On a side note, since this blog is largely dedicated to helping you pursue, and build, a healthy marriage, I'll touch on that more specifically below.

Bonus: write down (or type) your thoughts as you go. Studies show you're more likely to follow through when you do. And, you won't have to keep remembering your thoughts later. 

Reflect on the past year (15 minutes)

  • What went well, and what didn't, in the major areas of your life? Don't forget to consider how things are going with being single, dating or your marriage.
  • Thank God for the victories, and confess anything you need to.

Set a few simple goals (30 minutes)

  • Prayerfully set one goal in each major area of your life. If that feels overwhelming, you might divide up your life like this: (1) God, (2) others and (3) self. (Based on Jesus' greatest commandments from Matthew 22:37-39).
  • Setting a goal in the area of relationships can be especially challenging. For starters, we're only one side of the equation. It's also an area we've probably experienced (and caused) significant pain, frustration or rejection. But we can't be truly fulfilled if we ignore this part of our lives, so push yourself a little here. Maybe you need to ask someone out on a date by February 1st, decide whether you'll continue dating in the next two months, or pursue marriage counseling in an area you're stuck.
  • Without 'forcing it', try to make your goals SMART goals. Short version: they should be specific, measurable, realistic, and have a deadline of some kind. As an example, instead of 'spend more time with God', 'start my day with 10 minutes of bible reading, followed by 5 minutes of prayer'.

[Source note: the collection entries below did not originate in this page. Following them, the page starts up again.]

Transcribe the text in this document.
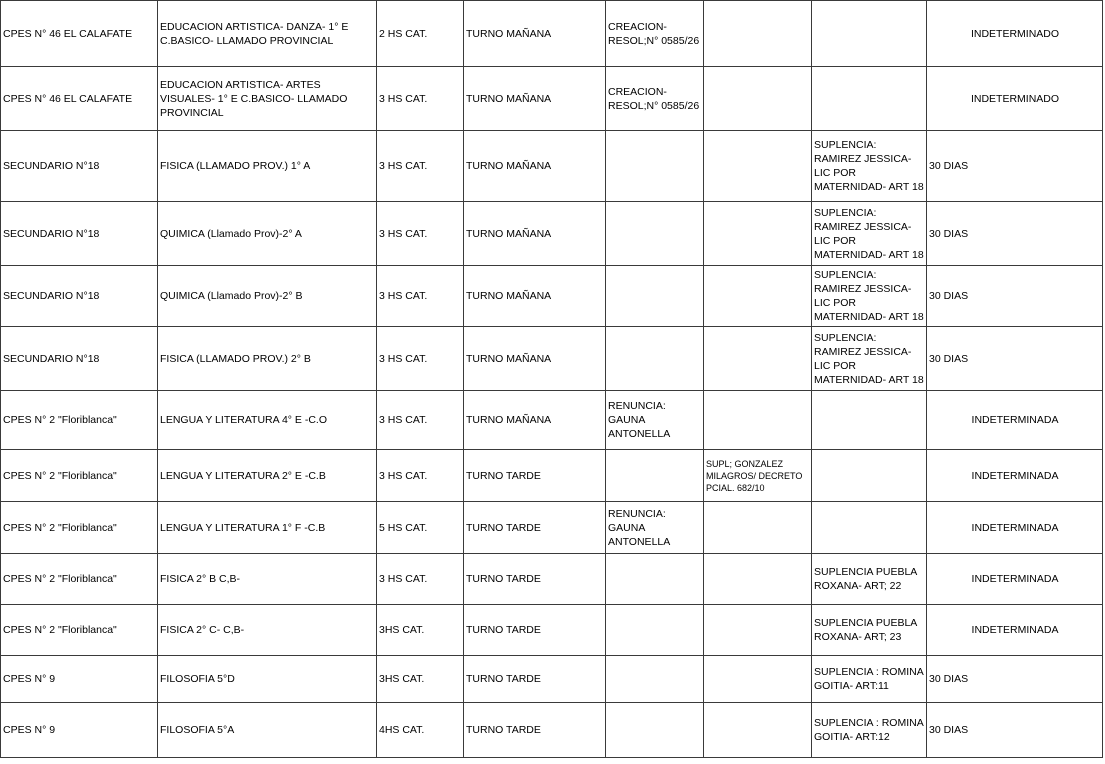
CPES N° 46 EL CALAFATE	EDUCACION ARTISTICA- DANZA- 1° E C.BASICO- LLAMADO PROVINCIAL	2 HS CAT.	TURNO MAÑANA	CREACION- RESOL;N° 0585/26			INDETERMINADO
CPES N° 46 EL CALAFATE	EDUCACION ARTISTICA- ARTES VISUALES- 1° E C.BASICO- LLAMADO PROVINCIAL	3 HS CAT.	TURNO MAÑANA	CREACION- RESOL;N° 0585/26			INDETERMINADO
SECUNDARIO N°18	FISICA (LLAMADO PROV.) 1° A	3 HS CAT.	TURNO MAÑANA			SUPLENCIA: RAMIREZ JESSICA- LIC POR MATERNIDAD- ART 18	30 DIAS
SECUNDARIO N°18	QUIMICA (Llamado Prov)-2° A	3 HS CAT.	TURNO MAÑANA			SUPLENCIA: RAMIREZ JESSICA- LIC POR MATERNIDAD- ART 18	30 DIAS
SECUNDARIO N°18	QUIMICA (Llamado Prov)-2° B	3 HS CAT.	TURNO MAÑANA			SUPLENCIA: RAMIREZ JESSICA- LIC POR MATERNIDAD- ART 18	30 DIAS
SECUNDARIO N°18	FISICA (LLAMADO PROV.) 2° B	3 HS CAT.	TURNO MAÑANA			SUPLENCIA: RAMIREZ JESSICA- LIC POR MATERNIDAD- ART 18	30 DIAS
CPES N° 2 "Floriblanca"	LENGUA Y LITERATURA 4° E -C.O	3 HS CAT.	TURNO MAÑANA	RENUNCIA: GAUNA ANTONELLA			INDETERMINADA
CPES N° 2 "Floriblanca"	LENGUA Y LITERATURA 2° E -C.B	3 HS CAT.	TURNO TARDE		SUPL; GONZALEZ MILAGROS/ DECRETO PCIAL. 682/10		INDETERMINADA
CPES N° 2 "Floriblanca"	LENGUA Y LITERATURA 1° F -C.B	5 HS CAT.	TURNO TARDE	RENUNCIA: GAUNA ANTONELLA			INDETERMINADA
CPES N° 2 "Floriblanca"	FISICA 2° B C,B-	3 HS CAT.	TURNO TARDE			SUPLENCIA PUEBLA ROXANA- ART; 22	INDETERMINADA
CPES N° 2 "Floriblanca"	FISICA 2° C- C,B-	3HS CAT.	TURNO TARDE			SUPLENCIA PUEBLA ROXANA- ART; 23	INDETERMINADA
CPES N° 9	FILOSOFIA 5°D	3HS CAT.	TURNO TARDE			SUPLENCIA : ROMINA GOITIA- ART:11	30 DIAS
CPES N° 9	FILOSOFIA 5°A	4HS CAT.	TURNO TARDE			SUPLENCIA : ROMINA GOITIA- ART:12	30 DIAS
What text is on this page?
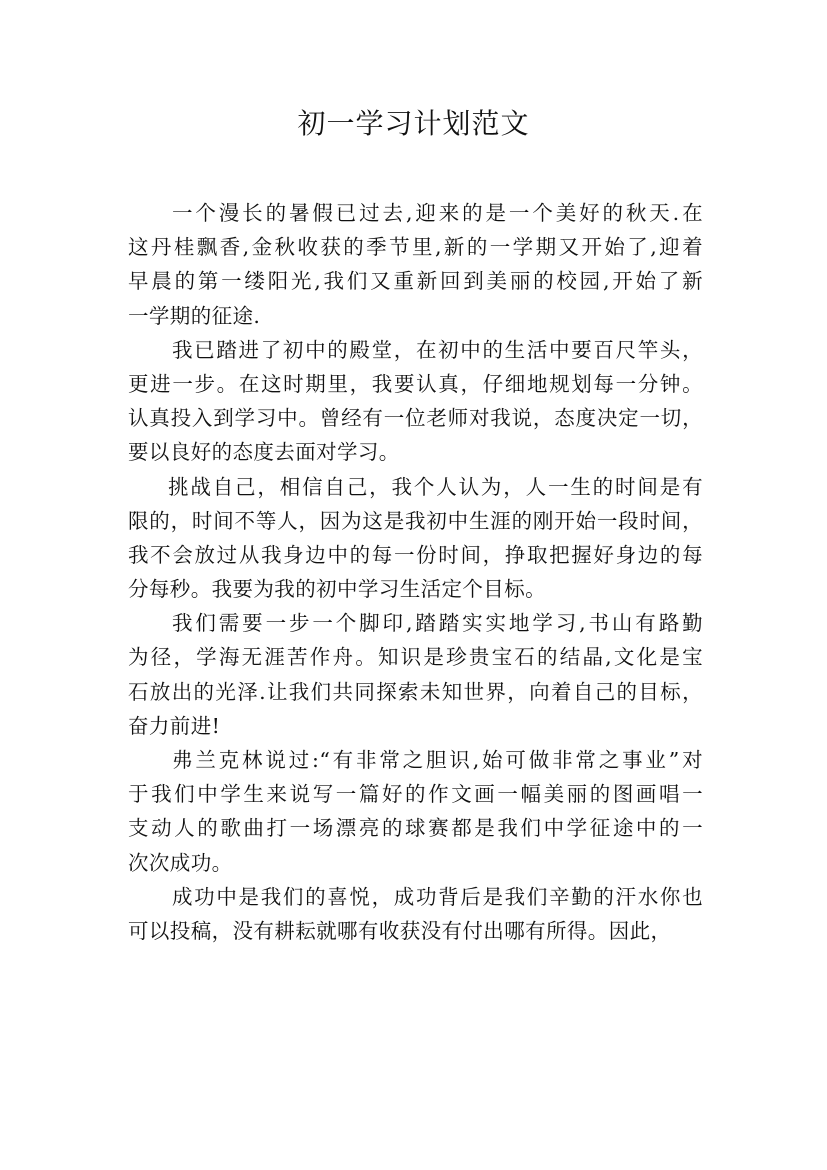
初一学习计划范文
一个漫长的暑假已过去,迎来的是一个美好的秋天.在
这丹桂飘香,金秋收获的季节里,新的一学期又开始了,迎着
早晨的第一缕阳光,我们又重新回到美丽的校园,开始了新
一学期的征途.
我已踏进了初中的殿堂，在初中的生活中要百尺竿头，
更进一步。在这时期里，我要认真，仔细地规划每一分钟。
认真投入到学习中。曾经有一位老师对我说，态度决定一切，
要以良好的态度去面对学习。
挑战自己，相信自己，我个人认为，人一生的时间是有
限的，时间不等人，因为这是我初中生涯的刚开始一段时间，
我不会放过从我身边中的每一份时间，挣取把握好身边的每
分每秒。我要为我的初中学习生活定个目标。
我们需要一步一个脚印,踏踏实实地学习,书山有路勤
为径，学海无涯苦作舟。知识是珍贵宝石的结晶,文化是宝
石放出的光泽.让我们共同探索未知世界，向着自己的目标，
奋力前进!
弗兰克林说过:“有非常之胆识,始可做非常之事业”对
于我们中学生来说写一篇好的作文画一幅美丽的图画唱一
支动人的歌曲打一场漂亮的球赛都是我们中学征途中的一
次次成功。
成功中是我们的喜悦，成功背后是我们辛勤的汗水你也
可以投稿，没有耕耘就哪有收获没有付出哪有所得。因此，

Start, and tweak (15 minutes)

  • Decide when you'll start, and do it.
  • Re-evaluate after two weeks. You're not trapped! Just give it a shot, then make any adjustments you need to.

Your Next Move

So, as another New Year begins, in Christ we have the power to turn over a new leaf without it all depending on us. We can take grace-based, imperfect action and make adjustments as we go. And this year can be just a little better than the last.

In just an hour, we can follow a simple plan and make a beginning.